Beaucoup de grands films voient leur légende se construire avant même d’être arrivés en salles. L’Événement fait partie de ceux-là. Présenté en compétition à la Mostra de Venise (et récompensé par le Lion d’Or, la plus haute distinction du festival), le film a immédiatement suscité de fortes réactions: soupirs angoissés, malaises, spectateurs recroquevillés sur leurs sièges… Une expérience cinématographique viscérale, dont il est effectivement difficile de ressortir intact. Mais il faut aller au-delà de sa réputation de « film choc »: d’une grande finesse, L’Événement est tout simplement un des meilleurs films de l’année, et mérite toute votre attention.
Dans son deuxième long métrage, la cinéaste française Audrey Diwan adapte le roman éponyme d’Annie Ernaux, sur son avortement clandestin réalisé dans les années 1960. On y suit Anne, une jeune et prometteuse étudiante qui prépare ses examens de fin d’année, et rêve de s’extraire du milieu prolétaire dans lequel elle a été élevée. Mais dans son journal, Anne compte les jours, de plus en plus anxieuse: cela fait trop longtemps qu’elle n’a pas eu ses règles. Après une visite chez le médecin, le verdict est posé; la jeune femme est enceinte, ce qui, en 1963, équivaut presque à une condamnation. Garder l’enfant, c’est dire adieu à ses rêves d’études, et suivre le même chemin que sa mère, celui d’une vie domestique enfermante. Pour Anne, il en est hors de question. Mais avorter, c’est illégal, et extrêmement dangereux: si elle y parvient, elle risque la prison ou la mort. À travers une série d’épreuves toujours plus difficiles, on suit donc la jeune femme dans une lutte acharnée contre son propre corps, déterminée à se débarrasser de cette grossesse non désirée par n’importe quel moyen.
Adaptation viscérale
L’Événement est un film qui s’éprouve plus qu’il ne se regarde. Audrey Diwan a fait l’excellent choix d’adapter le matériau littéraire sans voix off, et avec des dialogues minimalistes, mettant l’accent sur la mise en scène et le ressenti sensoriel, sonore et visuel. Le film est tourné en format 4/3, c’est-à-dire un format presque carré qui enferme rapidement le personnage, et procure au public une sensation d’étouffement. La caméra, elle, est très proche d’Anne, et reste constamment fixée sur elle, même lorsque d’autres personnages sont en train de lui parler. Grâce à cette proximité physique, cette focalisation imperturbarble sur l’héroïne, le film offre une expérience incarnée, nous plaçant directement dans la peau de la jeune femme. On ne se contente pas d’observer le désespoir d’Anne: on le vit.

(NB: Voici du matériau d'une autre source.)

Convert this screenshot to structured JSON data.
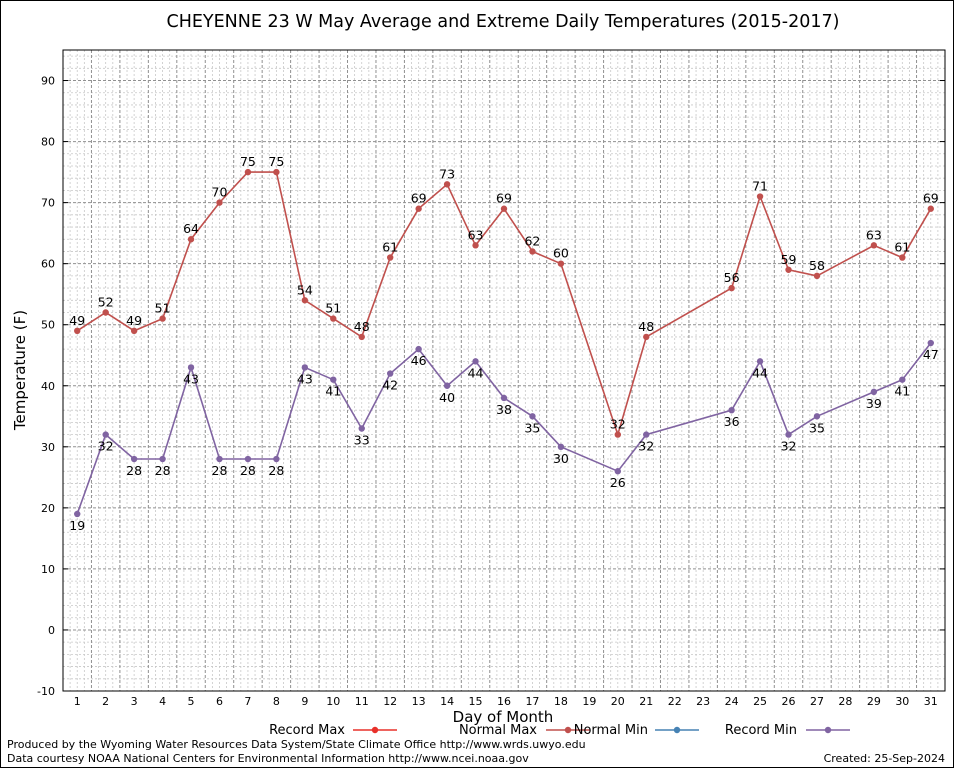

Si L’Événement provoque une réaction aussi forte, ce n’est donc jamais à cause d’images sensationnalistes, et c’est tout à son honneur. Certes, la tension va crescendo et le film comporte des scènes très éprouvantes pour le spectateur. Mais il ne se complaît jamais dans une dépiction graphique de la violence subie par Anne. Ces fameuses scènes, celles d’avortement, jouent avec une grande intelligence sur le hors-champ et la suggestion: on ne voit rien, et pourtant, on ne peut s’empêcher de grimacer, comme si on ressentait presque physiquement la douleur de l’héroïne.
Révélation féminine
Si le monde est bien fait, L’Événement restera aussi dans l’histoire comme le film qui a révélé au plus grand nombre le talent de la magnétique Anamaria Vartolomei, captivante dans le rôle principal. Silencieuse dans une grande majorité du récit, elle est de quasiment chaque plan et porte le personnage d’Anne avec une intensité démente – dans la scène dont on parlera sans doute le plus, on peut lire sur son visage, en quelques secondes, toute la détermination, la peur, et la fatigue de cette jeune héroïne poussée dans ses derniers retranchements. Listée comme révélation de l’année par l’Académie des César, on lui souhaite une longue et fructueuse carrière.
Avec son traitement aussi fin qu’inédit de l’avortement, une pratique encore taboue et sous-représentée dans la culture, L’Événement fait bouger les lignes. Il mérite de devenir une œuvre majeure du cinéma français.